There are, as I mentioned, some issues. There’s a half-hearted attempt to cobble a love story together between Vin and the son of a noble which is neither believable nor fully realised but the biggest downfall for me was also the biggest success – the magic system. In order to explain it we are treated to way too many passages of pure exposition, not quite in the “As you know, Bob…” vain, but often not far away. There are pages where it reads a bit like an Allomancers owners manual and a couple of times I felt sure that, after he’d had Kelsier or Vin perform some miracle feat, he’d had to go back a couple of chapters and shoe-horn in a passage of exposition just to foreshadow what he’d just written, it seems that obvious. I reckon The Final Empire could shave 100 pages off the word count easily if there’d been a bit more show-don’t-tell, but given that Mr Sanderson seems to be knocking out three books a year, not including the Wheel Of Time stuff, he’s maybe stretched a little too thin for much self-editing.
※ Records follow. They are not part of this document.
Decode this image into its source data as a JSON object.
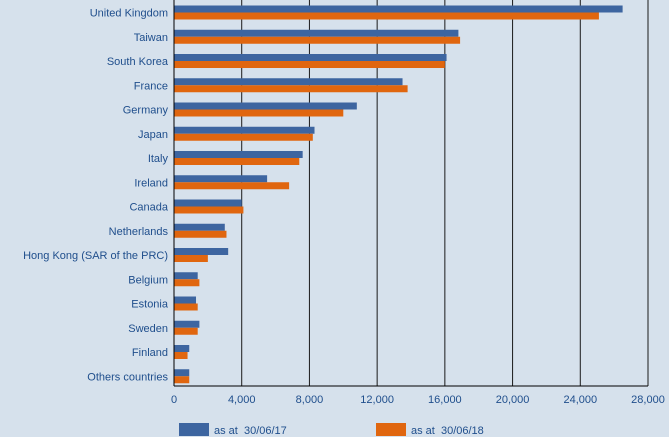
{
  "chart_data": {
    "type": "bar",
    "orientation": "horizontal",
    "categories": [
      "United Kingdom",
      "Taiwan",
      "South Korea",
      "France",
      "Germany",
      "Japan",
      "Italy",
      "Ireland",
      "Canada",
      "Netherlands",
      "Hong Kong (SAR of the PRC)",
      "Belgium",
      "Estonia",
      "Sweden",
      "Finland",
      "Others countries"
    ],
    "series": [
      {
        "name": "as at  30/06/17",
        "color": "#3d65a0",
        "values": [
          26500,
          16800,
          16100,
          13500,
          10800,
          8300,
          7600,
          5500,
          4000,
          3000,
          3200,
          1400,
          1300,
          1500,
          900,
          900
        ]
      },
      {
        "name": "as at  30/06/18",
        "color": "#e0660f",
        "values": [
          25100,
          16900,
          16000,
          13800,
          10000,
          8200,
          7400,
          6800,
          4100,
          3100,
          2000,
          1500,
          1400,
          1400,
          800,
          900
        ]
      }
    ],
    "xlim": [
      0,
      28000
    ],
    "xticks": [
      "0",
      "4,000",
      "8,000",
      "12,000",
      "16,000",
      "20,000",
      "24,000",
      "28,000"
    ],
    "grid": true,
    "legend": "bottom"
  }
}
However, I’m prepared to look beyond this irritation because the book as a whole makes for a good read. The story is exciting, the characters are entertaining, the ending was different to what I’d expected so the surprise was cool and all-in-all I’m glad I spent the time with it. It also wraps up quite nicely so if you want to read the rest of the series you can, but equally you could walk away, happy that there’s no major cliffhangers to ruin your sleep. Yes, Mr Sanderson can definitely write, and if you’ve not read him before you’re in for a treat.